Cernan, last man to walk on moon, dies at 82

Astronaut Eugene Cernan, the last man to walk on the moon, has died.
Eugene Cernan is seen on the moon during his Apollo 17 mission in 1972.
PHOTOGRAPHER:
Eugene Cernan is seen on the moon during his Apollo 17 mission in 1972.

Eugene A. Cernan, the commander of the Apollo 17 lunar-landing mission in 1972 and the last human to walk on the moon, died on Monday in Houston. He was 82.

His death was announced by NASA.

A ferocious competitor with a test pilot’s reckless streak, Cernan (pronounced SIR-nun) rocketed into space three times, was the second American to drift weightless around the world on a tether, went to the moon twice and shattered aerospace records on Earth and the moon.

He also slid down a banister on a visit to the White House and once crashed a helicopter in the Atlantic while chasing a dolphin. Skimming the lunar surface in a rehearsal for the first manned landing, he erupted with salty language heard by millions when his craft briefly spun out of control.

But he made spacewalks and romps over the lunar surface look routine, and in a way they were.

Three-and-a-half years after Neil A. Armstrong took mankind’s first step onto the lunar surface in 1969, Cernan, a Navy captain and one of the nation’s most experienced astronauts, landed with a geologist-astronaut near the Sea of Serenity in the final chapter of the Apollo program, America’s audacious venture to fulfill President John F. Kennedy’s 1961 pledge to put Americans on the moon.

Cernan was the last of 12 Americans to set foot on the moon in six Apollo landings. Two other missions were lunar orbital test runs, and Apollo 13 was an aborted landing after a malfunction. While Apollo 17 conveyed the drama of televised moonwalks, the awesome historicity of the Armstrong flight had faded, along with public interest in lunar missions that by 1972 had begun to seem repetitive.

Still, his mission was a technological triumph. While Ronald E. Evans, a Navy commander, piloted a command ship in lunar orbit, Cernan and Harrison H. Schmitt, the first scientist to go to the moon, descended to the virtually airless, soundless surface in a four-legged lander that settled in a narrow valley of boulders and craters.
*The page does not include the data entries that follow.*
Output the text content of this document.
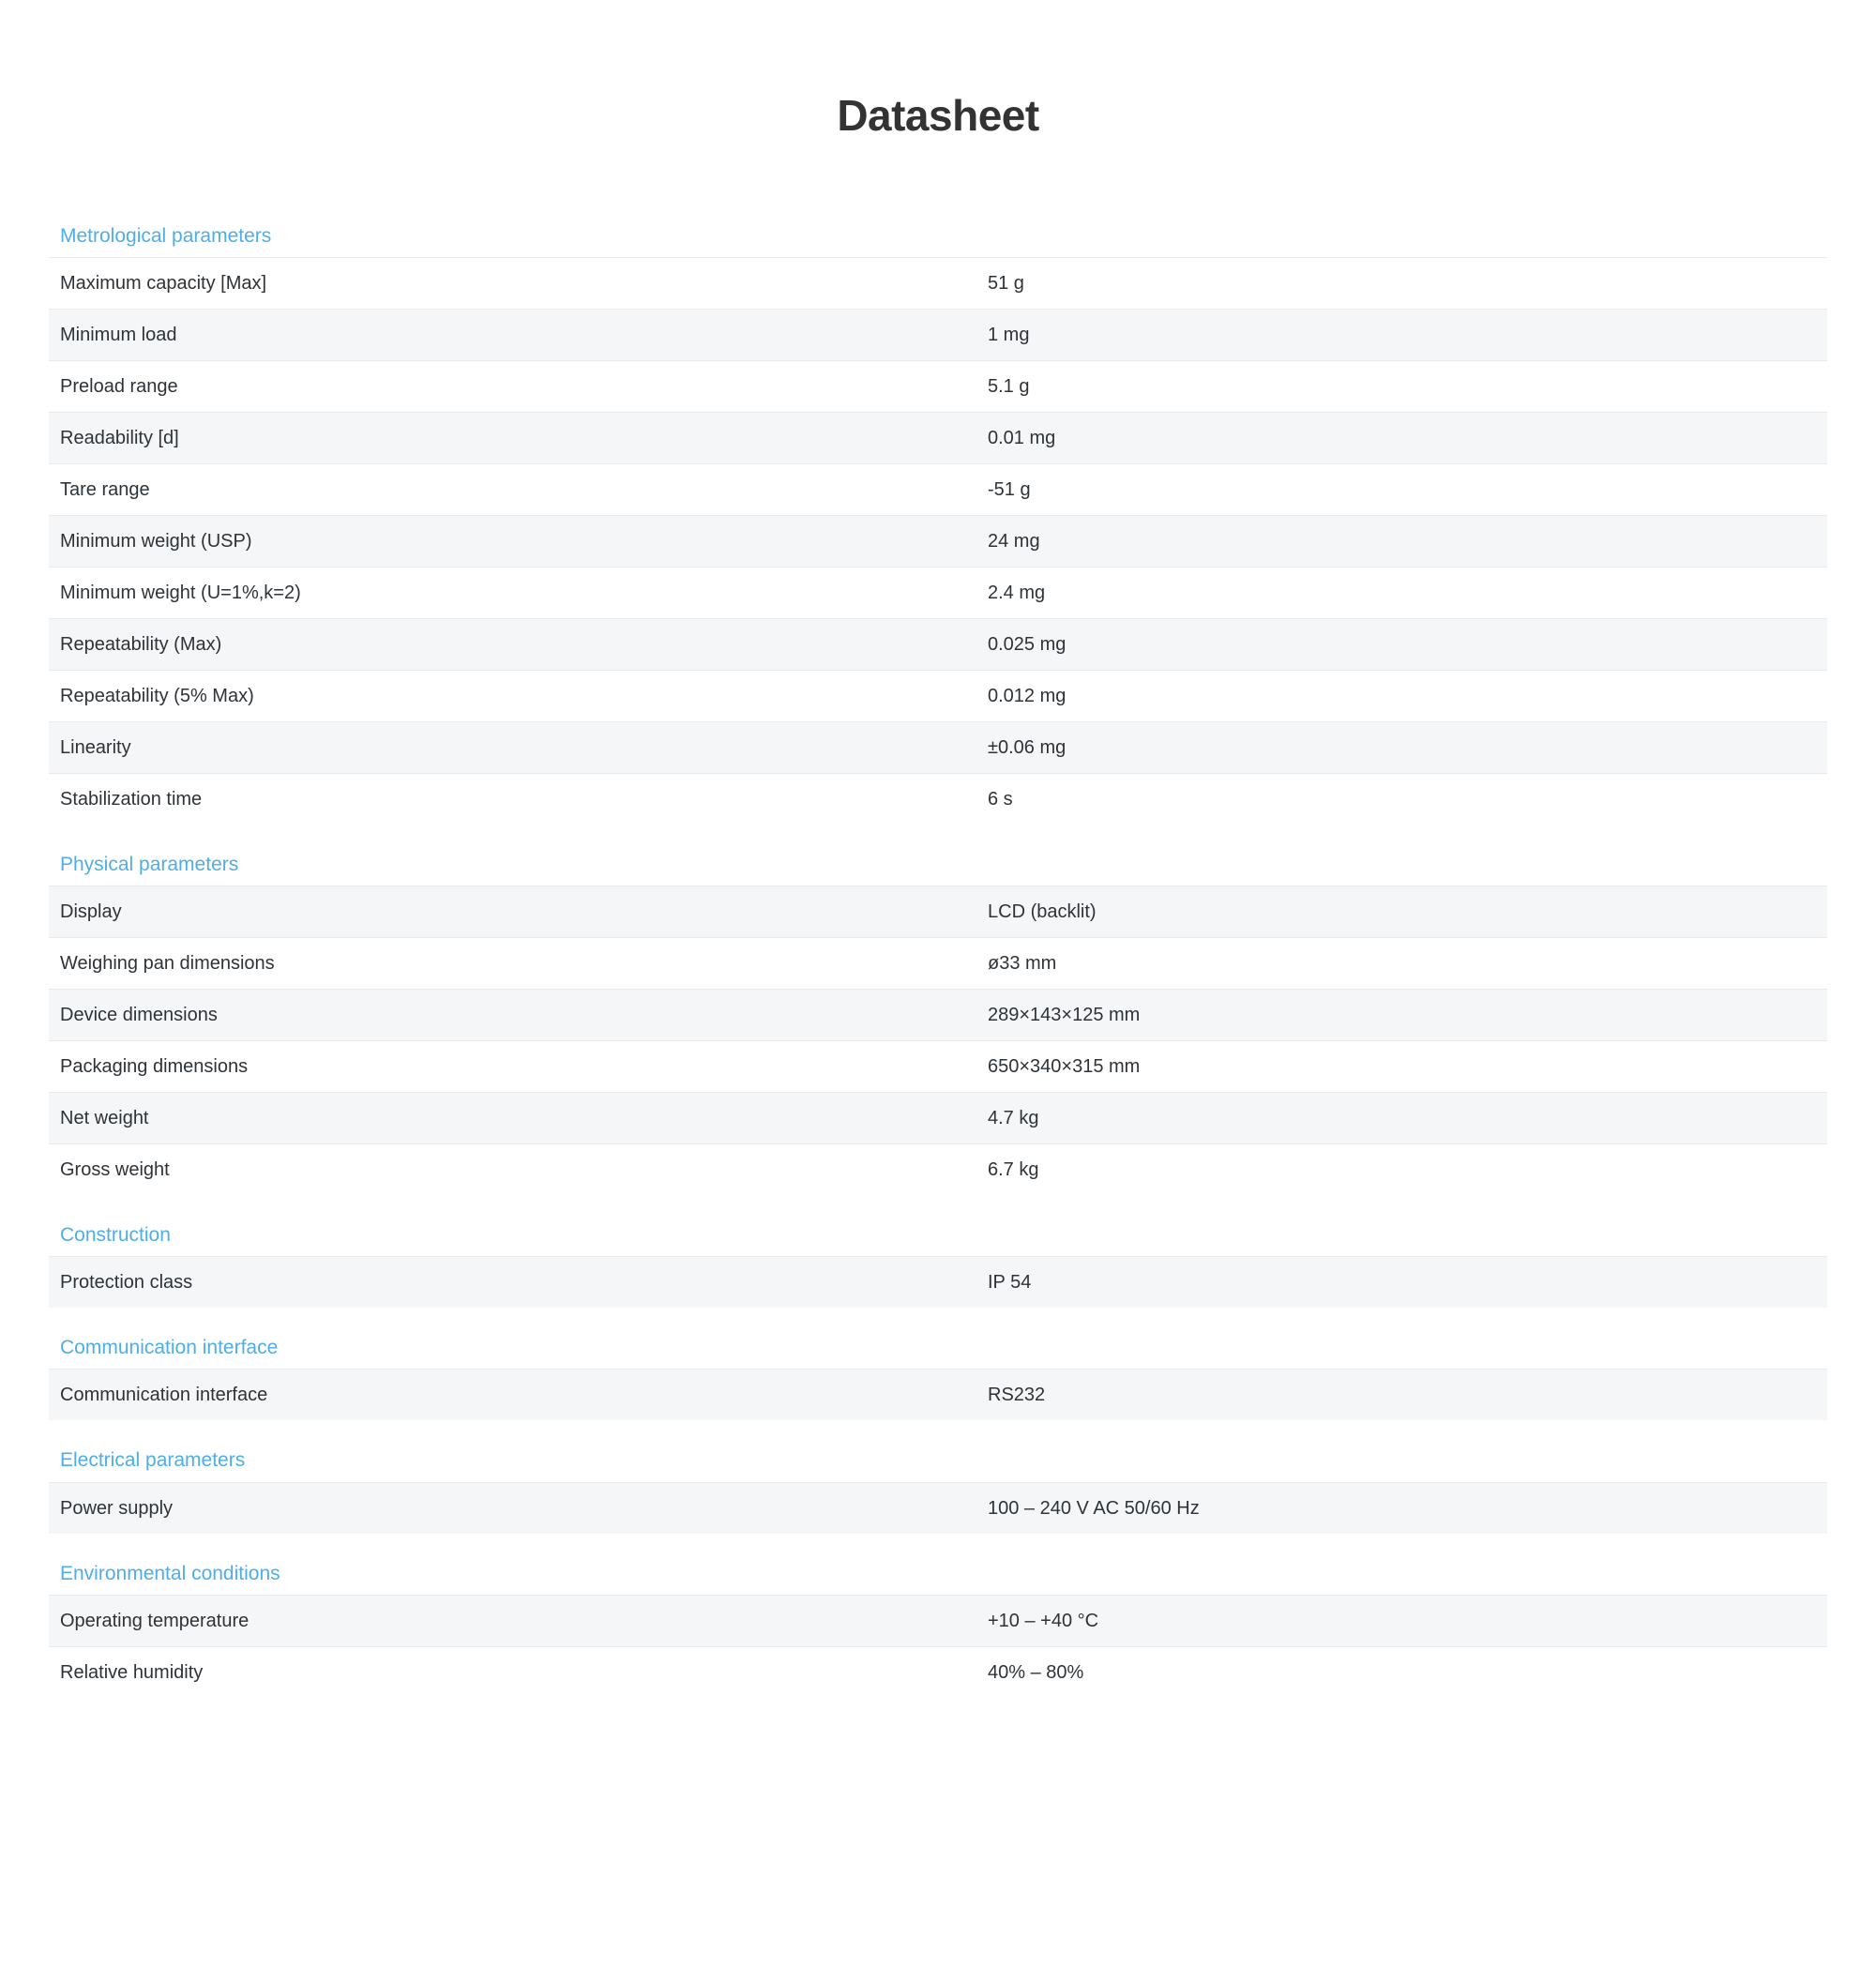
Datasheet
Metrological parameters
Maximum capacity [Max]	51 g
Minimum load	1 mg
Preload range	5.1 g
Readability [d]	0.01 mg
Tare range	-51 g
Minimum weight (USP)	24 mg
Minimum weight (U=1%,k=2)	2.4 mg
Repeatability (Max)	0.025 mg
Repeatability (5% Max)	0.012 mg
Linearity	±0.06 mg
Stabilization time	6 s
Physical parameters
Display	LCD (backlit)
Weighing pan dimensions	ø33 mm
Device dimensions	289×143×125 mm
Packaging dimensions	650×340×315 mm
Net weight	4.7 kg
Gross weight	6.7 kg
Construction
Protection class	IP 54
Communication interface
Communication interface	RS232
Electrical parameters
Power supply	100 – 240 V AC 50/60 Hz
Environmental conditions
Operating temperature	+10 – +40 °C
Relative humidity	40% – 80%
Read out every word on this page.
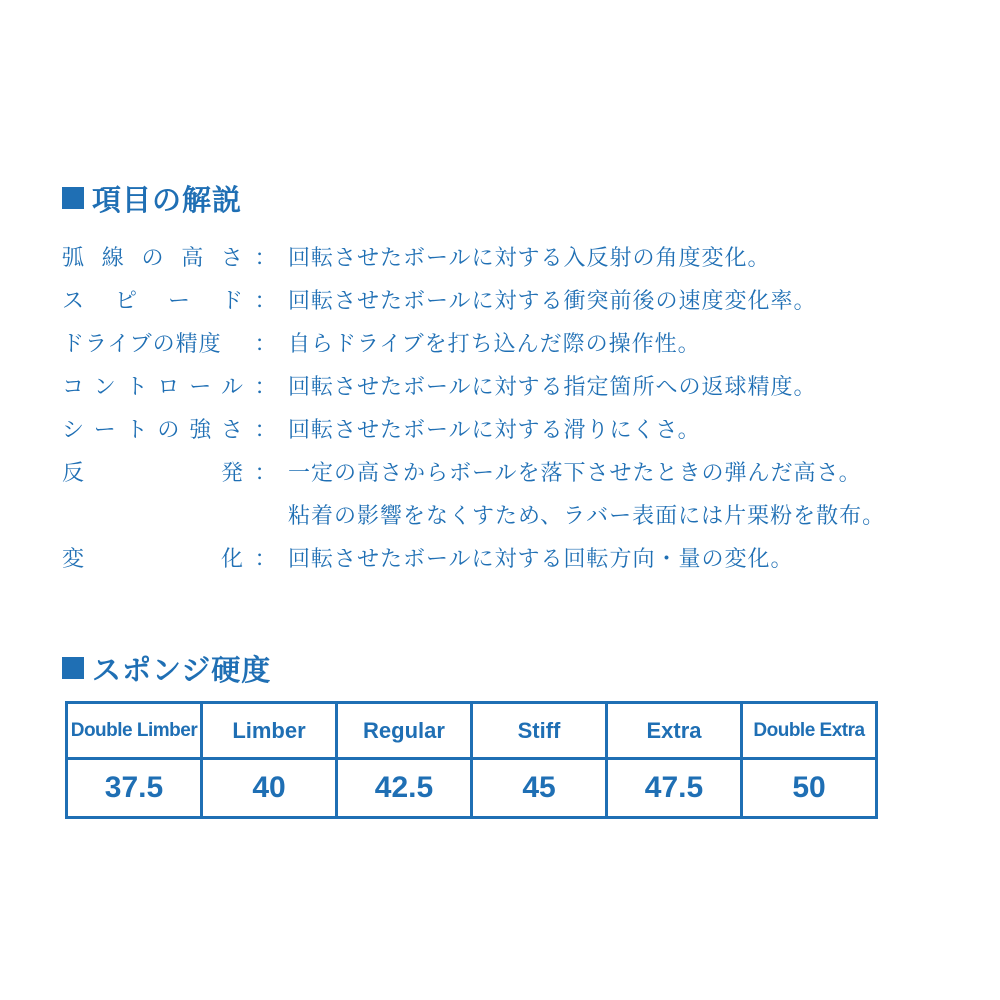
項目の解説
弧 線 の 高 さ ： 回転させたボールに対する入反射の角度変化。
ス ピ ー ド ： 回転させたボールに対する衝突前後の速度変化率。
ドライブの精度	： 自らドライブを打ち込んだ際の操作性。
コ ン ト ロ ー ル ： 回転させたボールに対する指定箇所への返球精度。
シ ー ト の 強 さ ： 回転させたボールに対する滑りにくさ。
反	発 ： 一定の高さからボールを落下させたときの弾んだ高さ。
粘着の影響をなくすため、ラバー表面には片栗粉を散布。
変	化 ： 回転させたボールに対する回転方向・量の変化。
スポンジ硬度
Double Limber	Limber	Regular	Stiff	Extra	Double Extra
37.5	40	42.5	45	47.5	50
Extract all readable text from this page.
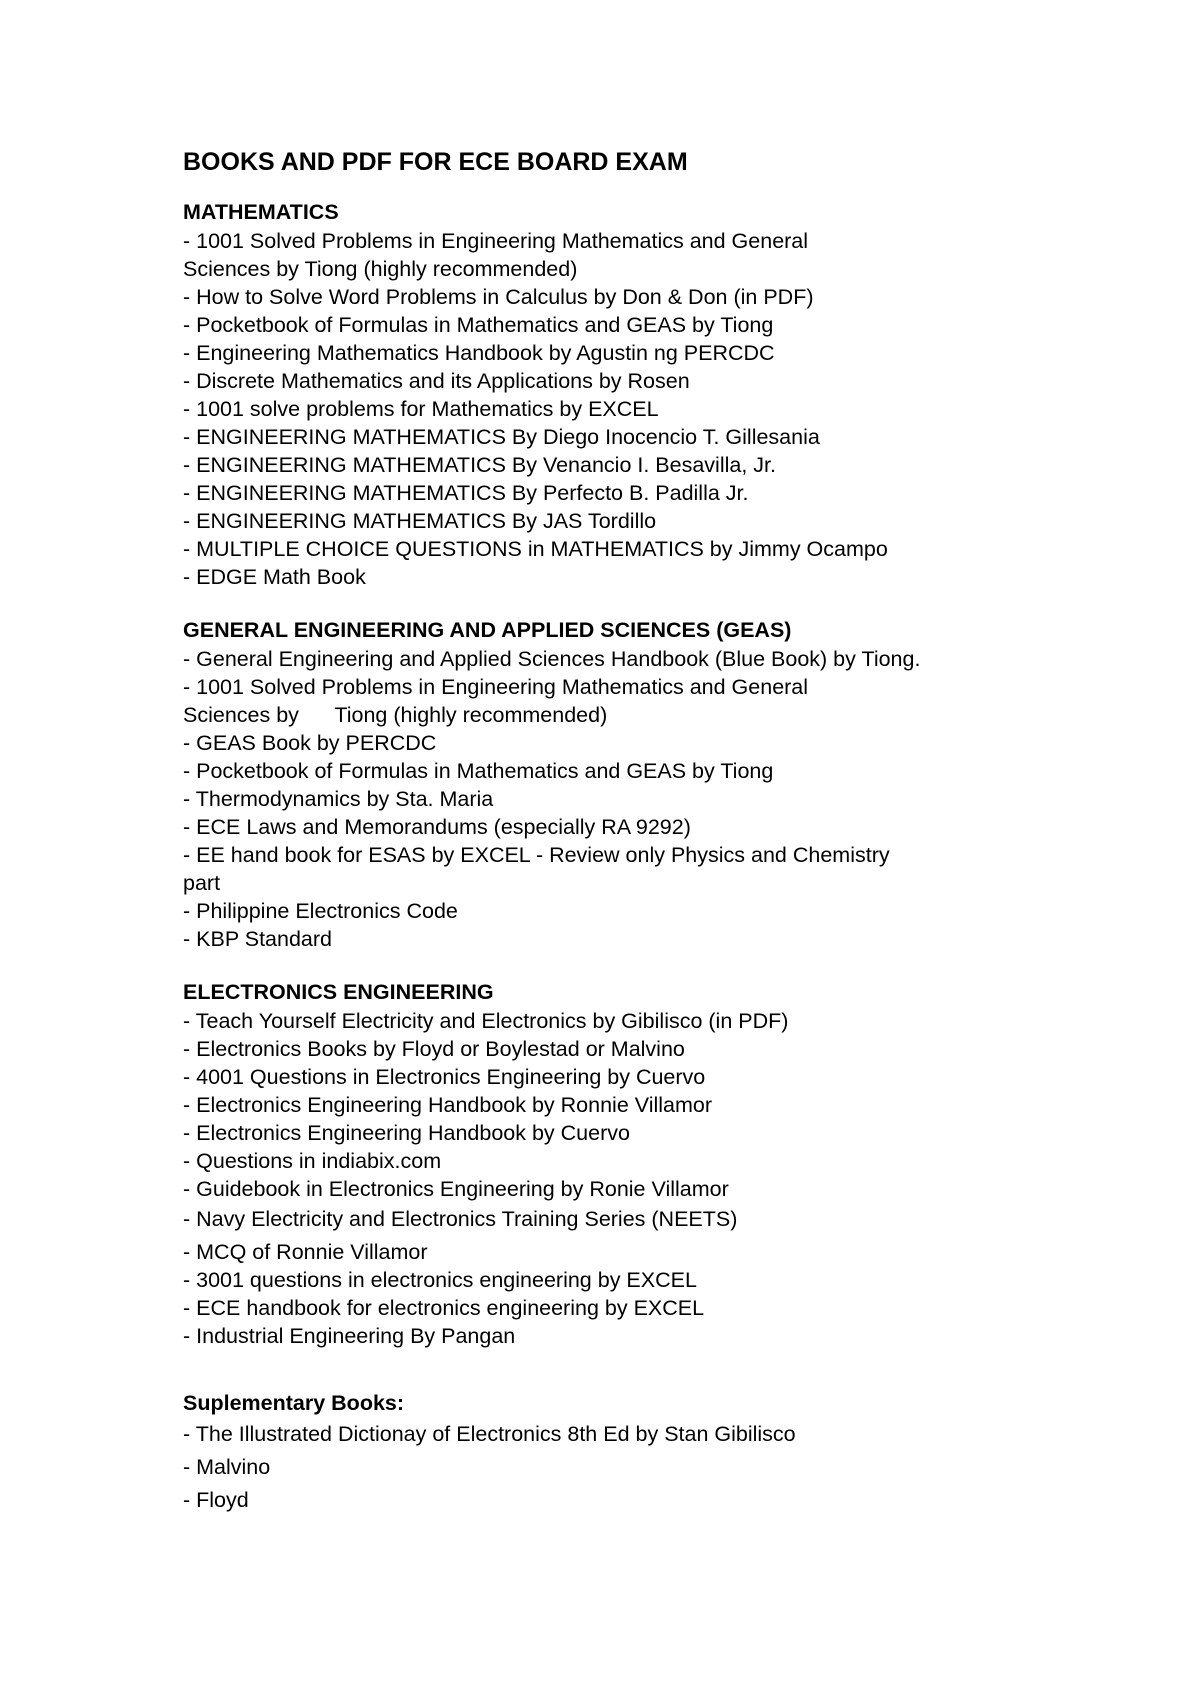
BOOKS AND PDF FOR ECE BOARD EXAM
MATHEMATICS
- 1001 Solved Problems in Engineering Mathematics and General
Sciences by Tiong (highly recommended)
- How to Solve Word Problems in Calculus by Don & Don (in PDF)
- Pocketbook of Formulas in Mathematics and GEAS by Tiong
- Engineering Mathematics Handbook by Agustin ng PERCDC
- Discrete Mathematics and its Applications by Rosen
- 1001 solve problems for Mathematics by EXCEL
- ENGINEERING MATHEMATICS By Diego Inocencio T. Gillesania
- ENGINEERING MATHEMATICS By Venancio I. Besavilla, Jr.
- ENGINEERING MATHEMATICS By Perfecto B. Padilla Jr.
- ENGINEERING MATHEMATICS By JAS Tordillo
- MULTIPLE CHOICE QUESTIONS in MATHEMATICS by Jimmy Ocampo
- EDGE Math Book
GENERAL ENGINEERING AND APPLIED SCIENCES (GEAS)
- General Engineering and Applied Sciences Handbook (Blue Book) by Tiong.
- 1001 Solved Problems in Engineering Mathematics and General
Sciences by      Tiong (highly recommended)
- GEAS Book by PERCDC
- Pocketbook of Formulas in Mathematics and GEAS by Tiong
- Thermodynamics by Sta. Maria
- ECE Laws and Memorandums (especially RA 9292)
- EE hand book for ESAS by EXCEL - Review only Physics and Chemistry
part
- Philippine Electronics Code
- KBP Standard
ELECTRONICS ENGINEERING
- Teach Yourself Electricity and Electronics by Gibilisco (in PDF)
- Electronics Books by Floyd or Boylestad or Malvino
- 4001 Questions in Electronics Engineering by Cuervo
- Electronics Engineering Handbook by Ronnie Villamor
- Electronics Engineering Handbook by Cuervo
- Questions in indiabix.com
- Guidebook in Electronics Engineering by Ronie Villamor
- Navy Electricity and Electronics Training Series (NEETS)
- MCQ of Ronnie Villamor
- 3001 questions in electronics engineering by EXCEL
- ECE handbook for electronics engineering by EXCEL
- Industrial Engineering By Pangan
Suplementary Books:
- The Illustrated Dictionay of Electronics 8th Ed by Stan Gibilisco
- Malvino
- Floyd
After a 250,000-mile voyage from Earth, they put down 300 feet from their target.

“The Challenger has landed,” Cernan announced in a broadcast to the world the Apollo crew saw hanging in the sky. “I’d like to dedicate the first step of Apollo 17 to all those who made it possible.”

On three rover excursions that took them 21 miles to craters, rock slides and mountain walls, and in 22 hours of moonwalks, they collected 250 pounds of rocks and soil to carry home and left experiments that delivered data for years. The captain also scratched his daughter’s initials — TDC, for Teresa Dawn Cernan — in the lunar dust, a talisman that might last eons on a lifeless world.

The mission completed, the captain took his last steps on the lunar surface and spoke for posterity.

“America’s challenge of today has forged man’s destiny of tomorrow,” he said in words slightly garbled on recordings. “And as we leave the moon and Taurus-Littrow, we leave as we came, and, God willing, we shall return, with peace and hope for all mankind.”

Schmitt climbed into the lander, followed by Cernan. With a graceless farewell from the captain — “Let’s get this mother out of here” — the two astronauts blasted off and rejoined the orbiting command module. The trip back to Earth and the splashdown in the South Pacific, on Dec. 19, 1972, went like clockwork.

Eugene Andrew Cernan was born in Chicago on March 14, 1934, to Andrew Cernan, a supervisor at a naval installation, and the former Rose Cihlar.

He graduated from Proviso Township High School in Maywood, Illinois, in 1952, and received an electrical engineering degree from Purdue in 1956 and a master’s in aeronautical engineering from the Naval Postgraduate School in Monterey, California, in 1963. As a naval aviator, he logged 5,000 hours of flying time and 200 landings on aircraft carriers.

In 1961, he married Barbara Jean Atchley. They divorced in 1981. He later married Jan Nanna, who survives him, as do his daughter, Teresa Cernan Woolie; two stepdaughters, Kelly Nanna Taff and Danielle Nanna Ellis; nine grandchildren; and a sister, Dolores Riley.

Cernan became a NASA astronaut in 1963. In his first spaceflight, Gemini 9 in 1966, he joined Col. Thomas Stafford of the Air Force on a three-day orbital mission testing rendezvous and docking procedures. He also circled the world twice as a tethered spacewalker. At 32, he was the youngest man to go into space.